Aburrido, cansado del mal éxito de mis observaciones, estaba ya a punto de abandonar aquella empresa, cuando la casualidad vino en mi auxilio.

Un viejo libertino que asistía a la fiesta, dijo con cierto desdén, refiriéndose a Gamiani, que pasaba por nuestro lado:

—Es una sacerdotisa de Safo.

Aquellas palabras fueron para mí una revelación. ¡Ya no existía misterio!

Mi ansiedad de saber, había quedado satisfecha; pero al propio tiempo se había apoderado de mi espíritu un afán inquietante y malsano.

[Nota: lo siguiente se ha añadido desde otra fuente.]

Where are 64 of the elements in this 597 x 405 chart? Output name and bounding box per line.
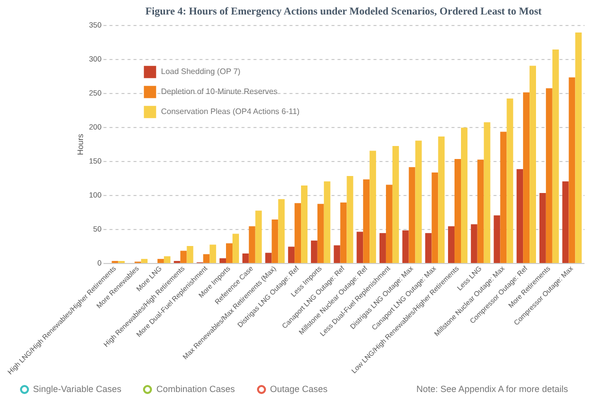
bar [180, 250, 187, 263]
legend-label: Load Shedding (OP 7) [161, 67, 241, 76]
bar [454, 158, 461, 263]
bar [386, 184, 392, 263]
bar [575, 32, 582, 263]
bar [356, 232, 364, 263]
text: Combination Cases [155, 384, 235, 394]
bar [425, 233, 432, 263]
bar [484, 122, 490, 263]
bar [346, 176, 354, 263]
text: Outage Cases [268, 384, 328, 394]
bar [210, 244, 216, 263]
bar [363, 179, 370, 263]
bar [415, 140, 422, 263]
bar [408, 167, 416, 263]
legend-label: Depletion of 10-Minute Reserves [161, 87, 278, 96]
bar [516, 169, 524, 263]
bar [232, 234, 239, 263]
bar [272, 219, 278, 263]
bar [317, 204, 324, 263]
bar [164, 256, 170, 263]
bar [324, 181, 330, 263]
bar [141, 258, 148, 263]
bar [288, 246, 295, 263]
bar [448, 226, 455, 263]
bar [523, 92, 530, 263]
bar [220, 258, 226, 263]
bar [500, 132, 507, 263]
bar [340, 202, 347, 263]
bar [530, 66, 536, 263]
bar [301, 185, 308, 263]
bar [186, 246, 194, 263]
y-axis-title: Hours [76, 134, 85, 156]
bar [494, 215, 500, 263]
bar [506, 98, 514, 263]
bar [470, 224, 478, 263]
bar [242, 253, 249, 263]
bar [432, 172, 438, 263]
bar [477, 160, 484, 263]
bar [370, 150, 376, 263]
bar [203, 254, 210, 263]
bar [226, 243, 232, 263]
bar [310, 240, 318, 263]
bar [265, 252, 272, 263]
bar [552, 49, 559, 263]
bar [255, 210, 262, 263]
bar [248, 226, 256, 263]
bar [294, 203, 302, 263]
bar [278, 199, 285, 263]
text: Note: See Appendix A for more details [416, 384, 568, 394]
bar [379, 233, 386, 263]
bar [402, 230, 409, 263]
bar [460, 128, 468, 263]
bar [539, 192, 546, 263]
text: Single-Variable Cases [32, 384, 122, 394]
bar [334, 245, 340, 263]
bar [562, 181, 569, 263]
bar [157, 258, 164, 263]
chart-title: Figure 4: Hours of Emergency Actions under Modeled Scenarios, Ordered Least to Most [145, 6, 542, 18]
legend-label: Conservation Pleas (OP4 Actions 6-11) [161, 107, 300, 116]
bar [546, 88, 552, 263]
bar [568, 77, 576, 263]
bar [438, 136, 445, 263]
bar [392, 146, 399, 263]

Ante mis ojos se presentó de repente un verdadero mundo de imágenes monstruosas y lascivas.

En vano procuré alejar de mí aquella horrible visión, lujuriosa y violenta, que excitaba todos mis sentidos en orgiásticos delirios.

En un anhelo de lujuria insaciable y brutal se me antojaba ver a la condesa, lúbrica y desnuda, entre los brazos de otra mujer, con la cabellera en desorden; rendida y atormentada por un placer sólo a medias conseguido.

Mi sangre era de fuego; el corazón me latía con fuerza y, no pudiendo sufrir el enardecimiento de mis sentidos, caí fatigado en un sofá.

Cuando conseguí reponerme, me tracé fríamente un plan, para espiar a la condesa.

Dispuesto a realizar mi propósito, determiné vigilar a Gamiani en su misma alcoba.

Advertí que desde la puerta de cristales del tocador de la condesa se veía bien su lecho y, oculto entre unas ropas que pendían de una percha, me dispuse a esperar pacientemente la hora de las curiosas revelaciones.

La espera no fue muy larga. Acababa de esconderme en mi observatorio, cuando Gamiani entró en el tocador, seguida de su doncella, una joven morena y esbelta.

La condesa despidió luego a la doncella, diciéndole:

—Julia, puedes acostarte. No necesito esta noche tus servicios. Si oyes ruido en mi dormitorio, no te inquietes.

Estas palabras fueron para mí como el anuncio de algo importante, que justificaba mi indiscreción y mi osadía.